Mapping the shores of the solar neighbourhood

The solar neighbourhood is still an unexplored frontier, due to difficulties in disentangling nearby stars from distant background objects; Boris Gäensicke aims to carry out the first census of all stars near the Sun

The 350,000 stars within the solar neighbourhood mainly fall into two categories: stars on the main sequence resemble brighter or fainter versions of our Sun, whereas white dwarfs are the burnt-out cores left behind by main-sequence stars that reached the end of their lives.

The Sun and its planets live in a small patch of the Milky Way known as the solar neighbourhood, stretching out just a few percent of the distance to the Galactic centre. It is precisely at our doorstep that we find, by definition, the brightest and closest examples of all kinds of stars and planets, which hold an enormous scientific potential to develop our understanding of the birth, life, and death of stellar and planetary systems. And yet, the solar neighbourhood has remained one of the last unexplored frontiers of astronomy, due to the difficulty in disentangling nearby stars from more distant background objects and the lack of facilities able to obtain detailed observations of a sample of stars which are sparsely scattered  over the entire sky. 

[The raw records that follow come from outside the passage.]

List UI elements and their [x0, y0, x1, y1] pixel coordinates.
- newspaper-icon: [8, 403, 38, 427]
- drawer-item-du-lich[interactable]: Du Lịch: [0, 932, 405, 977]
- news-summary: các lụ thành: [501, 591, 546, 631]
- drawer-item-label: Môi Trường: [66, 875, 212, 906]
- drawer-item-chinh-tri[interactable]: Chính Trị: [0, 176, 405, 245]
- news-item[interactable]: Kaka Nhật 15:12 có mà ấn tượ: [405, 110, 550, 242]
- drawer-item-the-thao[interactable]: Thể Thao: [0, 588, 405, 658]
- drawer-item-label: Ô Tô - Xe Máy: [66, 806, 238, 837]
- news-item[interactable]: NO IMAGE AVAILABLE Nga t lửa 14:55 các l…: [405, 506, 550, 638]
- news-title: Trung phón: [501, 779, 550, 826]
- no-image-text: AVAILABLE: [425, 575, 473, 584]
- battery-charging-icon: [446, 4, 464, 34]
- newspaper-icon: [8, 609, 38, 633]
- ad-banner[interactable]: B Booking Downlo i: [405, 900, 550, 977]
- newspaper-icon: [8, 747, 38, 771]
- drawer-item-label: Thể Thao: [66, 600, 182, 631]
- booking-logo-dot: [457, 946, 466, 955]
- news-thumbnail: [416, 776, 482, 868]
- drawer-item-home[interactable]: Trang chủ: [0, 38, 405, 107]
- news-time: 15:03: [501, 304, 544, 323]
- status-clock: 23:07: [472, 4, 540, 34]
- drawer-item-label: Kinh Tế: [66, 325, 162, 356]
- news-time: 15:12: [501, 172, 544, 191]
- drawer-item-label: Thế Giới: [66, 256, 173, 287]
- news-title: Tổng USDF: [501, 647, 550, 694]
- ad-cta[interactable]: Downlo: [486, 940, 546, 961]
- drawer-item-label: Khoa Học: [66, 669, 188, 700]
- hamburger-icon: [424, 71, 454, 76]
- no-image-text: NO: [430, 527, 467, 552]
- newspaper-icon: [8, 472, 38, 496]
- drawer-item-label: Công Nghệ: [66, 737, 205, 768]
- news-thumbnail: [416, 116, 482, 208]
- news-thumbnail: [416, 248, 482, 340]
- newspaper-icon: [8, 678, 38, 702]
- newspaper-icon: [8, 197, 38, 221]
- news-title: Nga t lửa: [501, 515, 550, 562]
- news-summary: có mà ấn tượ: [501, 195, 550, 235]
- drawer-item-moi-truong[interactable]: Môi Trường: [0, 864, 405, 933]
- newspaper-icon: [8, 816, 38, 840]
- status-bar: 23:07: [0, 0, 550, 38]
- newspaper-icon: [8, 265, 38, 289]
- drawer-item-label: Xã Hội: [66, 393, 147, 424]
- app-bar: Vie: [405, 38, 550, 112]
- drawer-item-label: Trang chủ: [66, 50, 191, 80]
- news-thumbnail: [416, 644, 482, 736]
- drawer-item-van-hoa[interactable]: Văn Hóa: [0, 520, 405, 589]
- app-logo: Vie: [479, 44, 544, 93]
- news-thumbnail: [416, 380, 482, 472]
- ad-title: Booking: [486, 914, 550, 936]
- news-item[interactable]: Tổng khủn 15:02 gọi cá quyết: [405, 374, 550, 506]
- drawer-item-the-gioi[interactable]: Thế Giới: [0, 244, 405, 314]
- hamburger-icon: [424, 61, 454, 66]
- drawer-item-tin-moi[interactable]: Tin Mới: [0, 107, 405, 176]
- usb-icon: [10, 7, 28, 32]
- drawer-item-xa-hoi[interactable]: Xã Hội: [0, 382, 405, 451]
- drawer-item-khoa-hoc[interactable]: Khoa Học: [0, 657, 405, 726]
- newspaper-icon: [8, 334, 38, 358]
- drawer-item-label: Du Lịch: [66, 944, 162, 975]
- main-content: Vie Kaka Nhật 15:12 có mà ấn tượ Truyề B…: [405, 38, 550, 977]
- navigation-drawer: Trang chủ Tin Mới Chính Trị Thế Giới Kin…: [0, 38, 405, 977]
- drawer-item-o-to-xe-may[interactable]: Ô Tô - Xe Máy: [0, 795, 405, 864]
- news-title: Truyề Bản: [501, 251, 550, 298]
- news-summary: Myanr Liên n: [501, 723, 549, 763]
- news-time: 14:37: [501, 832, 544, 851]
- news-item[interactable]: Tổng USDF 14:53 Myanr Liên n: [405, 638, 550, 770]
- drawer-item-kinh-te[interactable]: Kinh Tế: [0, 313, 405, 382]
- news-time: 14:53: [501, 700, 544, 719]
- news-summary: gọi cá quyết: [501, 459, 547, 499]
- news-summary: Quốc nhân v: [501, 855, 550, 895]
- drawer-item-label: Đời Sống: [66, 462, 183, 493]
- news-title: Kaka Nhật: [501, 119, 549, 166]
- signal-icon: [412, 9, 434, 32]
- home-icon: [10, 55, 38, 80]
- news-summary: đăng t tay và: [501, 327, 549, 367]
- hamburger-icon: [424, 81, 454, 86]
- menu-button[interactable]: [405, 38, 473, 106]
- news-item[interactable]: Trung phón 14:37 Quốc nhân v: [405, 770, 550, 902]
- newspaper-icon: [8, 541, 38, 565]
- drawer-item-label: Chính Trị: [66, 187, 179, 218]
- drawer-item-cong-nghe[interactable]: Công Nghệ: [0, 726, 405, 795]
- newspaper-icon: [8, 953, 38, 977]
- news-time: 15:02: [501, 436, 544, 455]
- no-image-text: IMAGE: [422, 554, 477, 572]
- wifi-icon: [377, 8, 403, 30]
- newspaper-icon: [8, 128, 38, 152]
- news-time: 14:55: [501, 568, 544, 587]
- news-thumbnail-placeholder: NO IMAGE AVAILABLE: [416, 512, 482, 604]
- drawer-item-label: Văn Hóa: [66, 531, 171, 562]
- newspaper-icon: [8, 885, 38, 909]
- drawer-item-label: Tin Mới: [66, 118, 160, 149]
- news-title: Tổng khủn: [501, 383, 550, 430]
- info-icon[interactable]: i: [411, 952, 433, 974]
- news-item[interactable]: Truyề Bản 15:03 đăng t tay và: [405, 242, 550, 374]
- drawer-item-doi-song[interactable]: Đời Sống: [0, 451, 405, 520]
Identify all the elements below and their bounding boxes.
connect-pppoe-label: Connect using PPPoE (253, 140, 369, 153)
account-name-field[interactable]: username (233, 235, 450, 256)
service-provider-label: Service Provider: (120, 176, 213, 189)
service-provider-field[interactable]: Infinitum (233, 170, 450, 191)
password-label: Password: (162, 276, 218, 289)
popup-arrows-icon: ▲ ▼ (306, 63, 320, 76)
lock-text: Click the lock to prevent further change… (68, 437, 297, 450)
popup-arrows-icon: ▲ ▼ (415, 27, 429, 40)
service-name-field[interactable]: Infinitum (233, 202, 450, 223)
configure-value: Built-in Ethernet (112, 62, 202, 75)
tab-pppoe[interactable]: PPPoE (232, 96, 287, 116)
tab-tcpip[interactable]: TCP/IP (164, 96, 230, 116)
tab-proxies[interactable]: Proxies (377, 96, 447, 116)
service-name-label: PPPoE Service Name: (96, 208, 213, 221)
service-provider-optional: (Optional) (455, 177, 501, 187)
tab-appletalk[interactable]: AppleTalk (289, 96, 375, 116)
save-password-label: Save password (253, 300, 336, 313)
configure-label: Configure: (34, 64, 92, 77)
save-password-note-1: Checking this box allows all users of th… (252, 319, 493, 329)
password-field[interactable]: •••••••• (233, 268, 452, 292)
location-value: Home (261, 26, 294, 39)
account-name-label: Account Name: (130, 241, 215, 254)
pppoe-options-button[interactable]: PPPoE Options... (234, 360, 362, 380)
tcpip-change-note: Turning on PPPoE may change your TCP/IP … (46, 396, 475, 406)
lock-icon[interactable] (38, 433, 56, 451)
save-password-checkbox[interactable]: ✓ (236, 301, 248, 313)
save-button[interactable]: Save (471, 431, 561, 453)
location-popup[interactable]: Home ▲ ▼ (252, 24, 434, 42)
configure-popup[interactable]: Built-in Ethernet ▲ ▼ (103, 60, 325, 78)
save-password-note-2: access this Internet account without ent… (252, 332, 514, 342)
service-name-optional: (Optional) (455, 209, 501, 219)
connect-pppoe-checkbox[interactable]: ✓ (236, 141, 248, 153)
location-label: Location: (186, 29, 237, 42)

New instruments both in space and on the ground now enable us to overcome these historic limitations. The Gaia satellite mission of the European Space Agency is, for the first time, accurately mapping the positions and distances of over one billion stars. I have used the Gaia results to identify 350000 stellar systems within 325 light years of the Sun. 

Within this project, I will begin the next, more challenging step: measuring the masses, temperatures, chemical abundances, and ages of these stars. I will obtain the necessary data with new spectrographs capable to observe hundreds to thousands of stars at once. These instruments are mounted on telescopes located on mountain tops in Chile, New Mexico, Arizona, and on La Palma, giving access to the northern and southern skies.

Once completed, this study will represent a complete census of the stars within the solar neighbourhood: those recently born, those that died many billions of years ago; stars that live in solitude, stars which give rise to planetary systems, and stars born in binaries, some of which undergo cataclysmic interactions. Ultimately, it will shape our view of how both the Sun and the Earth fit within the tapestry of the Universe.